Loneliness
The antidote to loneliness is solitude.
… the highest and most decisive experience of all, … is to be alone with one’s own self, or whatever else one chooses to call the objectivity of the psyche. We must be alone if we are to find out what it is that supports us when we can no longer support ourselves. Only this experience can give us an indestructible foundation.
Carl Jung
A death, a betrayal, and a child’s illness plunged me into a dark winter period of life. None of the usual things, people, or activities offered solace. For many months, I felt as if I were falling, physically falling, with that drop in the stomach churn one gets when an elevator descends too rapidly. Because these losses and their unmooring was so extreme, none of the usual things offered solace. The emptiness was too large to fill with work, friends, lovers, naps, wine or ice-cream. The familiar world swirled around me, but I was no longer a part of it. These losses pried me from the usual comforts leaving me feeling profoundly alone.
While there were months of darkness, sorrow, and loneliness, there was not only darkness, sorrow, and loneliness. An unexpected lightness and a joy sometimes broke through the emptiness a visitation from a place beyond myself and the sorrow I carried. This light and joy grew into an inner companionship which slowly over a long period of time led me across the bridge from loneliness to solitude.
I did not isolate myself during this time still visiting with friends, absorbed with work, preparing for yoga assessment, but because of the losses I had much more time alone with myself. I began to find solace in nature taking long walks in the woods and spending many hours sitting by lakes and rivers with my dog. For the first time in my life, I might go a day without speaking to anyone. I started to travel alone to remote places and new cities. Something inside of me was supporting my solo pilgrimage, calling me into solitude for long stretches of uninterrupted time. I had never before felt such a calling, but solitude was where I found courage, deep healing and eventual peace in the midst of loss.
The calling into solitude was I believe cultivated through years of daily asana practice. Yoga gave me the physical, emotional, and spiritual strength to be with myself in grief without needing distractions. In the daily practice of asana, we cultivate a closeness with the Self, exploring the inner edges where the known parts come up against the unknown. While the ego takes us up to that inner edge, surrender is what gets us across. The ego is terrified of the unknown and will do everything in its power to keep things the same. The soul however longs for the unknown where it finds growth and freedom. Quieting the ego and cultivating soul strength, asana taught me how to abide with myself in darkness as well as in light.

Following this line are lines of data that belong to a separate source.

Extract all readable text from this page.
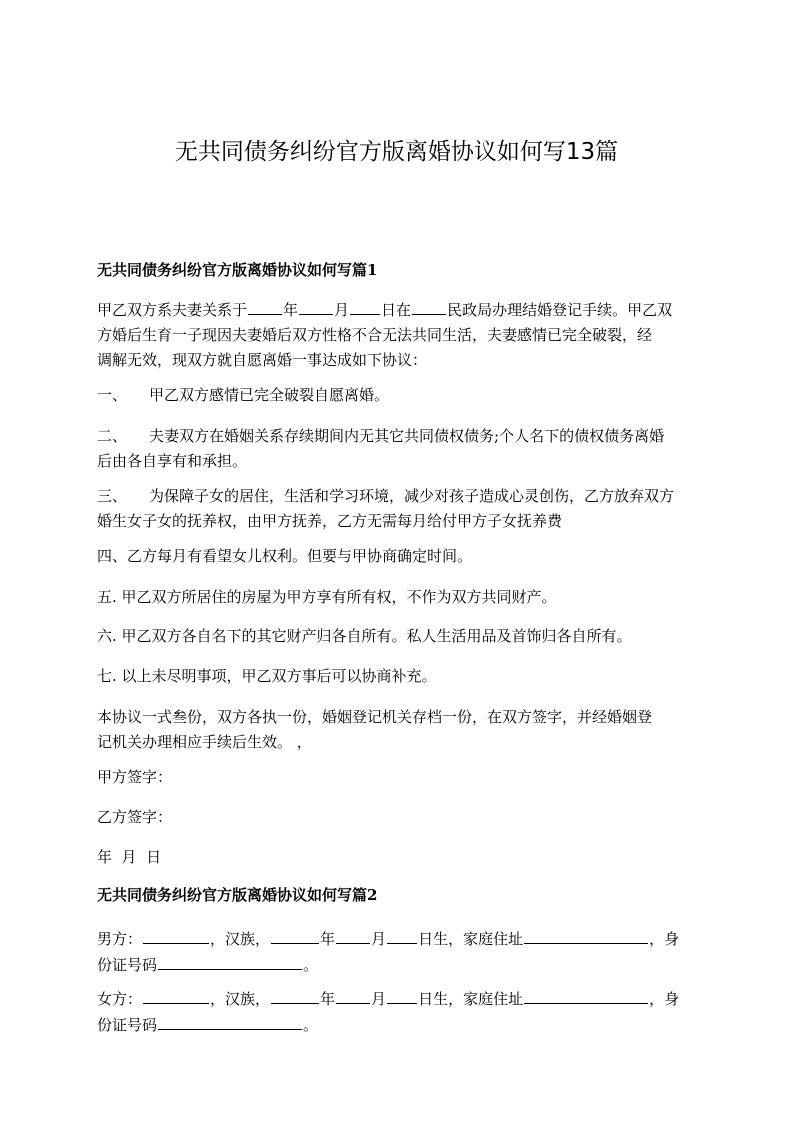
无共同债务纠纷官方版离婚协议如何写13篇
无共同债务纠纷官方版离婚协议如何写篇1
甲乙双方系夫妻关系于 年 月 日在 民政局办理结婚登记手续。甲乙双
方婚后生育一子现因夫妻婚后双方性格不合无法共同生活，夫妻感情已完全破裂，经
调解无效，现双方就自愿离婚一事达成如下协议：
一、 甲乙双方感情已完全破裂自愿离婚。
二、 夫妻双方在婚姻关系存续期间内无其它共同债权债务;个人名下的债权债务离婚
后由各自享有和承担。
三、 为保障子女的居住，生活和学习环境，减少对孩子造成心灵创伤，乙方放弃双方
婚生女子女的抚养权，由甲方抚养，乙方无需每月给付甲方子女抚养费
四、乙方每月有看望女儿权利。但要与甲协商确定时间。
五. 甲乙双方所居住的房屋为甲方享有所有权，不作为双方共同财产。
六. 甲乙双方各自名下的其它财产归各自所有。私人生活用品及首饰归各自所有。
七. 以上未尽明事项，甲乙双方事后可以协商补充。
本协议一式叁份，双方各执一份，婚姻登记机关存档一份，在双方签字，并经婚姻登
记机关办理相应手续后生效。 ，
甲方签字：
乙方签字：
年  月  日
无共同债务纠纷官方版离婚协议如何写篇2
男方：	，汉族，	年 月 日生，家庭住址	，身
份证号码	。
女方：	，汉族，	年 月 日生，家庭住址	，身
份证号码	。
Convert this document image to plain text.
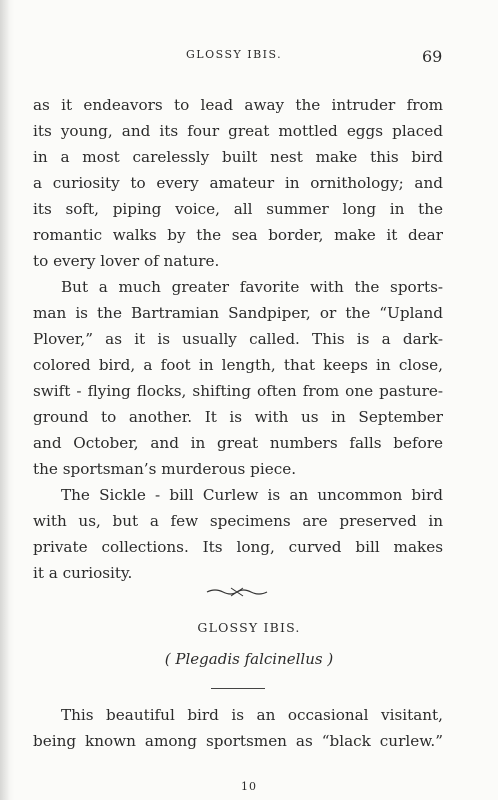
GLOSSY IBIS.	69
as it endeavors to lead away the intruder from
its young, and its four great mottled eggs placed
in a most carelessly built nest make this bird
a curiosity to every amateur in ornithology; and
its soft, piping voice, all summer long in the
romantic walks by the sea border, make it dear
to every lover of nature.
But a much greater favorite with the sports-
man is the Bartramian Sandpiper, or the “Upland
Plover,” as it is usually called. This is a dark-
colored bird, a foot in length, that keeps in close,
swift - flying flocks, shifting often from one pasture-
ground to another. It is with us in September
and October, and in great numbers falls before
the sportsman’s murderous piece.
The Sickle - bill Curlew is an uncommon bird
with us, but a few specimens are preserved in
private collections. Its long, curved bill makes
it a curiosity.
GLOSSY IBIS.
( Plegadis falcinellus )
This beautiful bird is an occasional visitant,
being known among sportsmen as “black curlew.”
10
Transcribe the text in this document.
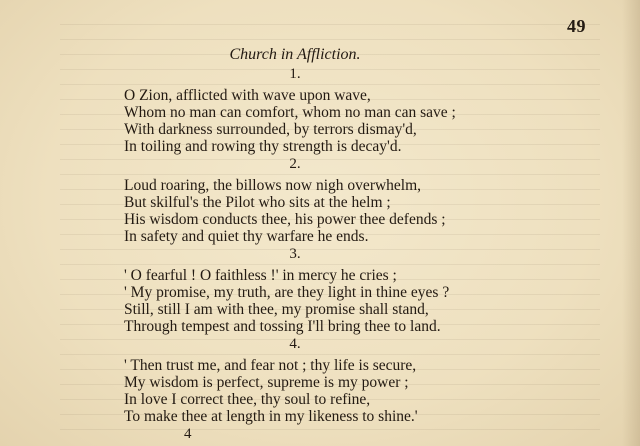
49
Church in Affliction.
1.
O Zion, afflicted with wave upon wave,
Whom no man can comfort, whom no man can save ;
With darkness surrounded, by terrors dismay'd,
In toiling and rowing thy strength is decay'd.
2.
Loud roaring, the billows now nigh overwhelm,
But skilful's the Pilot who sits at the helm ;
His wisdom conducts thee, his power thee defends ;
In safety and quiet thy warfare he ends.
3.
' O fearful ! O faithless !' in mercy he cries ;
' My promise, my truth, are they light in thine eyes ?
Still, still I am with thee, my promise shall stand,
Through tempest and tossing I'll bring thee to land.
4.
' Then trust me, and fear not ; thy life is secure,
My wisdom is perfect, supreme is my power ;
In love I correct thee, thy soul to refine,
To make thee at length in my likeness to shine.'
4
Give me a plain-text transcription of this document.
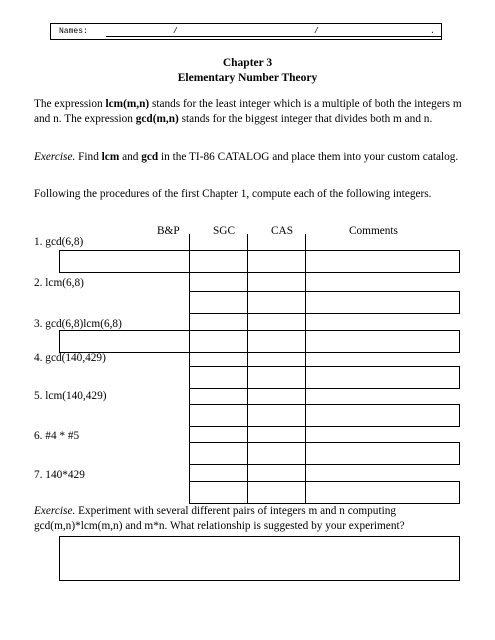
Names:	/	/	.
Chapter 3
Elementary Number Theory
The expression lcm(m,n) stands for the least integer which is a multiple of both the integers m and n. The expression gcd(m,n) stands for the biggest integer that divides both m and n.
Exercise. Find lcm and gcd in the TI-86 CATALOG and place them into your custom catalog.
Following the procedures of the first Chapter 1, compute each of the following integers.
B&P	SGC	CAS	Comments
1. gcd(6,8)
2. lcm(6,8)
3. gcd(6,8)lcm(6,8)
4. gcd(140,429)
5. lcm(140,429)
6. #4 * #5
7. 140*429
Exercise. Experiment with several different pairs of integers m and n computing gcd(m,n)*lcm(m,n) and m*n. What relationship is suggested by your experiment?
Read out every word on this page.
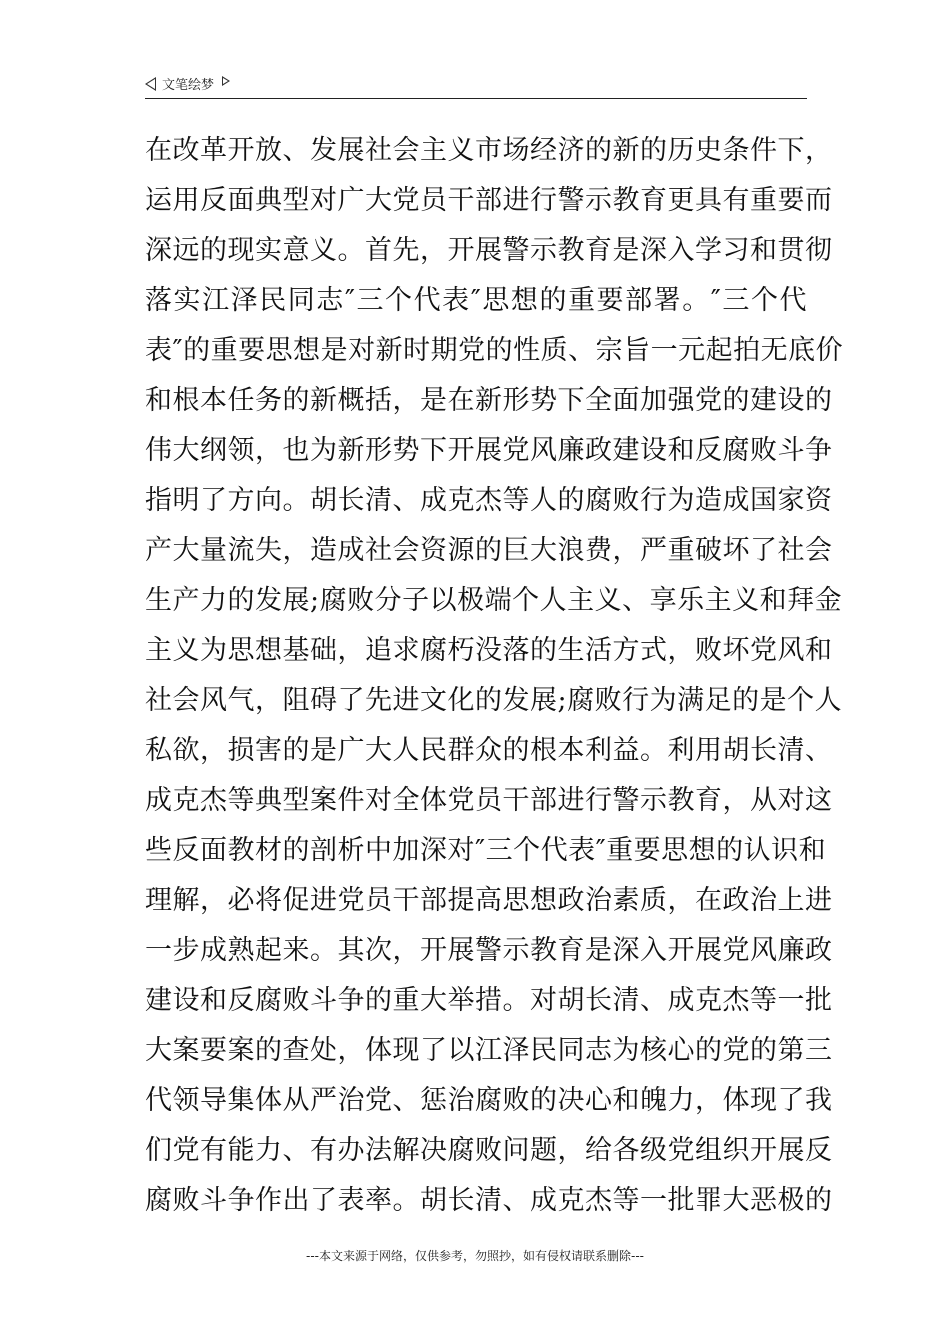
文笔绘梦
在改革开放、发展社会主义市场经济的新的历史条件下，
运用反面典型对广大党员干部进行警示教育更具有重要而
深远的现实意义。首先，开展警示教育是深入学习和贯彻
落实江泽民同志″三个代表″思想的重要部署。″三个代
表″的重要思想是对新时期党的性质、宗旨一元起拍无底价
和根本任务的新概括，是在新形势下全面加强党的建设的
伟大纲领，也为新形势下开展党风廉政建设和反腐败斗争
指明了方向。胡长清、成克杰等人的腐败行为造成国家资
产大量流失，造成社会资源的巨大浪费，严重破坏了社会
生产力的发展;腐败分子以极端个人主义、享乐主义和拜金
主义为思想基础，追求腐朽没落的生活方式，败坏党风和
社会风气，阻碍了先进文化的发展;腐败行为满足的是个人
私欲，损害的是广大人民群众的根本利益。利用胡长清、
成克杰等典型案件对全体党员干部进行警示教育，从对这
些反面教材的剖析中加深对″三个代表″重要思想的认识和
理解，必将促进党员干部提高思想政治素质，在政治上进
一步成熟起来。其次，开展警示教育是深入开展党风廉政
建设和反腐败斗争的重大举措。对胡长清、成克杰等一批
大案要案的查处，体现了以江泽民同志为核心的党的第三
代领导集体从严治党、惩治腐败的决心和魄力，体现了我
们党有能力、有办法解决腐败问题，给各级党组织开展反
腐败斗争作出了表率。胡长清、成克杰等一批罪大恶极的
---本文来源于网络，仅供参考，勿照抄，如有侵权请联系删除---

It is only through solitude that we can come to know ourselves at the deepest levels. There comes the blessing of quiet and not needing to speak. There is the learning with practice that we can rely on ourselves even in pain and sorrow to find inside that which sustains us when nothing outside can. No one can carry our burden of loneliness. If we ask others to carry this burden, our relationships will strain and break. The extent to which we can abide with ourselves in solitude is the extent to which we can give love, care, and attention to others and heal ourselves.